Date | November 2017 | Marks available | 2 | Reference code | 17N.3sp.hl.TZ0.4 |
Level | HL only | Paper | Paper 3 Statistics and probability | Time zone | TZ0 |
Command term | State | Question number | 4 | Adapted from | N/A |
Question
The random variables \(U,{\text{ }}V\) follow a bivariate normal distribution with product moment correlation coefficient \(\rho \).
A random sample of 12 observations on U, V is obtained to determine whether there is a correlation between U and V. The sample product moment correlation coefficient is denoted by r. A test to determine whether or not U, V are independent is carried out at the 1% level of significance.
State suitable hypotheses to investigate whether or not \(U\), \(V\) are independent.
Find the least value of \(|r|\) for which the test concludes that \(\rho \ne 0\).
Markscheme
\({{\text{H}}_0}:\rho = 0;{\text{ }}{{\text{H}}_1}:\rho \ne 0\) A1A1
[2 marks]
\(\nu = 10\) (A1)
\({t_{0.005}} = 3.16927 \ldots \) (M1)(A1)
we reject \({{\text{H}}_0}:\rho = 0\) if \(\left| t \right| > 3.16927 \ldots \) (R1)

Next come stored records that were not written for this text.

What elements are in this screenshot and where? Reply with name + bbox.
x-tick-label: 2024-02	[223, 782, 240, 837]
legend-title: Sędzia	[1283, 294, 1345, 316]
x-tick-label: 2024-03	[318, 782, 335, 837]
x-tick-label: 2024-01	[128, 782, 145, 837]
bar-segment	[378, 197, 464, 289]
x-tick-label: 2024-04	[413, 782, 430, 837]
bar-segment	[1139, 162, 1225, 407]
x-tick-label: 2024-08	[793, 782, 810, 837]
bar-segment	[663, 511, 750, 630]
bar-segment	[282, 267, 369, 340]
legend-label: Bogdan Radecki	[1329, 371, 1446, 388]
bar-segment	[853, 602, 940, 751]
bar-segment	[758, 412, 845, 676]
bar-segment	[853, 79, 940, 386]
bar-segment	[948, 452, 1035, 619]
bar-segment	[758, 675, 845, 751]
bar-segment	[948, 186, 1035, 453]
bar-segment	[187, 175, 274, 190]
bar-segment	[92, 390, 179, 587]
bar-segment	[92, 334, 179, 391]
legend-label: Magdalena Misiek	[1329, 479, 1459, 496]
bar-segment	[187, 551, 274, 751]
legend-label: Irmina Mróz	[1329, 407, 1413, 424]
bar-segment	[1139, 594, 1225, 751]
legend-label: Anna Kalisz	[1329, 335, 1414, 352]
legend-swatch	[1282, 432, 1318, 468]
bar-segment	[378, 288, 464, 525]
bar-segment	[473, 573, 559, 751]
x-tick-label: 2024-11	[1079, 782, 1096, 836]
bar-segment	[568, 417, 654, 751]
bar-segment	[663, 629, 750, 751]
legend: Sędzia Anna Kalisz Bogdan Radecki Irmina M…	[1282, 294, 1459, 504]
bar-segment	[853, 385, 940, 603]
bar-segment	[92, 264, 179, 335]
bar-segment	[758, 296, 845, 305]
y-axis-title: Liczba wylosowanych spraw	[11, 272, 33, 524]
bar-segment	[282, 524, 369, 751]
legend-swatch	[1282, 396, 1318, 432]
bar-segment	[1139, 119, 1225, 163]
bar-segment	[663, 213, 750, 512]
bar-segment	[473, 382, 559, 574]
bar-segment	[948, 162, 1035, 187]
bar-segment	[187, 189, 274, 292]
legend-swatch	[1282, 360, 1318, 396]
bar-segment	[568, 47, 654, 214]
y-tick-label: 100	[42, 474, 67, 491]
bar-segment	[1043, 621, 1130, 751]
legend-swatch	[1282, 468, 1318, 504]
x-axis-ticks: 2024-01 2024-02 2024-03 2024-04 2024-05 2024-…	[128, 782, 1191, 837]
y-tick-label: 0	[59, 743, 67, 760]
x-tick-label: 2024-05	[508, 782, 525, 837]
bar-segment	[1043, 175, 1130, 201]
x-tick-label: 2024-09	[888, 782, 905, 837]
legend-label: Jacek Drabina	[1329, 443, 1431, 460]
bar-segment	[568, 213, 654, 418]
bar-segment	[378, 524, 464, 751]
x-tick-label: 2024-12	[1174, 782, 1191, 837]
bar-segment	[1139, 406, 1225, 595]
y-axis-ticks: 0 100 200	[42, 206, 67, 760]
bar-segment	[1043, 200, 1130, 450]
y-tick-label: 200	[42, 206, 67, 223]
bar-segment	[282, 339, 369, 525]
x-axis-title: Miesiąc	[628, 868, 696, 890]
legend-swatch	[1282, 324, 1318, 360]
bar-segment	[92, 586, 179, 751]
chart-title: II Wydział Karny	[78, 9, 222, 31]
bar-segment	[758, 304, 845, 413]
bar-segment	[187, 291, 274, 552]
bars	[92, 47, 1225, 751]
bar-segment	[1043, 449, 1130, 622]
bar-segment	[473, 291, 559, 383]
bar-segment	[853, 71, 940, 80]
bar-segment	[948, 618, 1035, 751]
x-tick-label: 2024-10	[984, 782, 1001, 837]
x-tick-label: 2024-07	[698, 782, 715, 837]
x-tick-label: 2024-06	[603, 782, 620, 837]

attempting to solve \(\left| r \right|\sqrt {\frac{{10}}{{1 - {r^2}}}} > 3.16927 \ldots \) for \(\left| r \right|\) M1
Note: Allow = instead of >.
(least value of \(\left| r \right|\) is) 0.708 (3 sf) A1
Note: Award A1M1A0R1M1A0 to candidates who use a one-tailed test. Award A0M1A0R1M1A0 to candidates who use an incorrect number of degrees of freedom or both a one-tailed test and incorrect degrees of freedom.
Note: Possible errors are
10 DF 1-tail, \(t = 2.763 \ldots \), least value \( = \) 0.658
11 DF 2-tail, \(t = 3.105 \ldots \), least value \( = \) 0.684
11 DF 1-tail, \(t = 2.718 \ldots \), least value \( = \) 0.634.
[6 marks]